3.Au vu de ce qui précède, le recours doit être rejeté dans le
cadre de la procédure de l’art. 322 al. 1 CPC et l’ordonnance querellée
d’exécution forcée de mesures provisionnelles doit être confirmée.
4.Les frais judiciaires de deuxième instance, arrêtés à 3'000 fr.,
sont mis à la charge du recourant qui succombe (art. 106 al. 1 CPC ;
art. 71 al. 3 TFJC [tarif des frais judiciaires civils du 28 septembre 2010,
RSV 270.11.5]).
Invitée à se déterminer sur la requête d’effet suspensif,
l’intimée a déposé des écritures, lesquelles justifient de lui accorder des
dépens de deuxième instance, fixés à hauteur de 500 fr. (art. 8 TDC [tarif
des dépens en matière civile du 23 novembre 2010, RSV 270.11.6]) et mis
à la charge du recourant .
Par ces motifs,
la Chambre des recours civile du Tribunal cantonal,
statuant à huis clos,
en vertu de l’art. 322 al. 1 CPC,
p r o n o n c e :
I. Le recours est rejeté.
II. L’ordonnance est confirmée.
-
11 -
III. Les frais judiciaires de deuxième instance, arrêtés à 3'000 fr.
(trois mille francs), sont mis à la charge du recourant.

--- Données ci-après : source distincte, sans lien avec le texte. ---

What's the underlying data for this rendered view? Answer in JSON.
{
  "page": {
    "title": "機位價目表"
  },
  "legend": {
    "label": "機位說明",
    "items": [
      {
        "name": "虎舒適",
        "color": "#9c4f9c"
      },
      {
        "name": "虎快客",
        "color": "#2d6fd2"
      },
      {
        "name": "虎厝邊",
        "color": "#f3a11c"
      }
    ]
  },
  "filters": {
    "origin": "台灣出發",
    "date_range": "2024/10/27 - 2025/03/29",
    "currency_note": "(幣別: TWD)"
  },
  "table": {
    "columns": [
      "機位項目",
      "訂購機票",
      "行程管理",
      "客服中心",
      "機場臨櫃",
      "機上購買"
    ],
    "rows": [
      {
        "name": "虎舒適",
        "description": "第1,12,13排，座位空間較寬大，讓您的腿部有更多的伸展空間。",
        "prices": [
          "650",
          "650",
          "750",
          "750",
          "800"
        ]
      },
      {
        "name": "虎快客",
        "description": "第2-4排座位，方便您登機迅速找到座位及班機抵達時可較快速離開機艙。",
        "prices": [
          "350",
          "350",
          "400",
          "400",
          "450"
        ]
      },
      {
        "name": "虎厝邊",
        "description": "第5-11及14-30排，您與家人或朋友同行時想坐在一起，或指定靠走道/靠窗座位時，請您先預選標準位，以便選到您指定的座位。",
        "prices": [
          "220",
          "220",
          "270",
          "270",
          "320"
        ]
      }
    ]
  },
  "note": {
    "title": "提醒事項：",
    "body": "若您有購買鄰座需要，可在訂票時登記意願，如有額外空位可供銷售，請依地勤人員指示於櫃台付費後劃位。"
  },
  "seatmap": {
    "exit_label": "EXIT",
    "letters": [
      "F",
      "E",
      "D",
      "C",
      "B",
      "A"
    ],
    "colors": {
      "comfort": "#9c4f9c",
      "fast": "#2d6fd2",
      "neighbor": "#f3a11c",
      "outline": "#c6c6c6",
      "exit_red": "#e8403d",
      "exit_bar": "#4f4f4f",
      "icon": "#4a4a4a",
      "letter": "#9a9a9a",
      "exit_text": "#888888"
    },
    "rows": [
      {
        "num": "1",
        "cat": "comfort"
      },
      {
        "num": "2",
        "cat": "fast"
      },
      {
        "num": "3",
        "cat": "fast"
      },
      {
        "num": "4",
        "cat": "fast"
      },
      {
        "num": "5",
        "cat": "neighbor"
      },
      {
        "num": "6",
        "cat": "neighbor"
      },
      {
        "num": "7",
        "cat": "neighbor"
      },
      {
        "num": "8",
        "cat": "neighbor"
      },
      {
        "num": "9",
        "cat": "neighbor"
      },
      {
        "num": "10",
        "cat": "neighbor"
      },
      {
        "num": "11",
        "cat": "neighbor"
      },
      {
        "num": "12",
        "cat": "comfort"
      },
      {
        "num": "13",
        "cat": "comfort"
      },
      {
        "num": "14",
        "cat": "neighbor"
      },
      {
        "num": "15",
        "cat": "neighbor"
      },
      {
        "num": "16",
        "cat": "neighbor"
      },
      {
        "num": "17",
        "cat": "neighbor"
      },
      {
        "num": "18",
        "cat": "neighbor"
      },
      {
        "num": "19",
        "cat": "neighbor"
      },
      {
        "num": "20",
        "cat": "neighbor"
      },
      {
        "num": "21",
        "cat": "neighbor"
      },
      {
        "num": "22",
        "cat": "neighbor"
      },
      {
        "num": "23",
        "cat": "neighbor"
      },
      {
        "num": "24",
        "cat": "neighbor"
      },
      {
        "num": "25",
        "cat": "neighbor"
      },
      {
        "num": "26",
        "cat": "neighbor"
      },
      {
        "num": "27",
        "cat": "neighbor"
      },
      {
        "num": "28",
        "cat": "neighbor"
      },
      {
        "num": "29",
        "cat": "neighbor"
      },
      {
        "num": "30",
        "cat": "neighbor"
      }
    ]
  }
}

IV. Le recourant V.________ doit verser à l’intimée C.________ la
somme de 500 fr. (cinq cents francs) à titre de dépens de
deuxième instance.
V. L’arrêt motivé est exécutoire.
Le président : La greffière :
Du 28 janvier 2015
Le dispositif de l'arrêt qui précède est communiqué par écrit
aux intéressés.
La greffière :
Du
L'arrêt qui précède, dont la rédaction a été approuvée à huis
clos, est notifié en expédition complète, par l'envoi de photocopies, à :
-Me Alain Dubuis (pour le recourant),
-Me Astyanax Peca (pour l’intimée).
La Chambre des recours civile considère que la valeur
litigieuse est supérieure à 30’000 francs.
-
12 -
Le présent arrêt peut faire l'objet d'un recours en matière
civile devant le Tribunal fédéral au sens des art. 72 ss LTF (loi du 17 juin
2005 sur le Tribunal fédéral – RS 173.110), cas échéant d'un recours
constitutionnel subsidiaire au sens des art. 113 ss LTF. Dans les affaires
pécuniaires, le recours en matière civile n'est recevable que si la valeur
litigieuse s'élève au moins à 15'000 fr. en matière de droit du travail et de
droit du bail à loyer, à 30'000 fr. dans les autres cas, à moins que la
contestation ne soulève une question juridique de principe (art. 74 LTF).
Ces recours doivent être déposés devant le Tribunal fédéral dans les
trente jours qui suivent la présente notification (art. 100 al. 1 LTF).
-
13 -
Cet arrêt est communiqué, par l'envoi de photocopies, à :
-M. le Président du Tribunal civil de l’arrondissement de l’Est vaudois.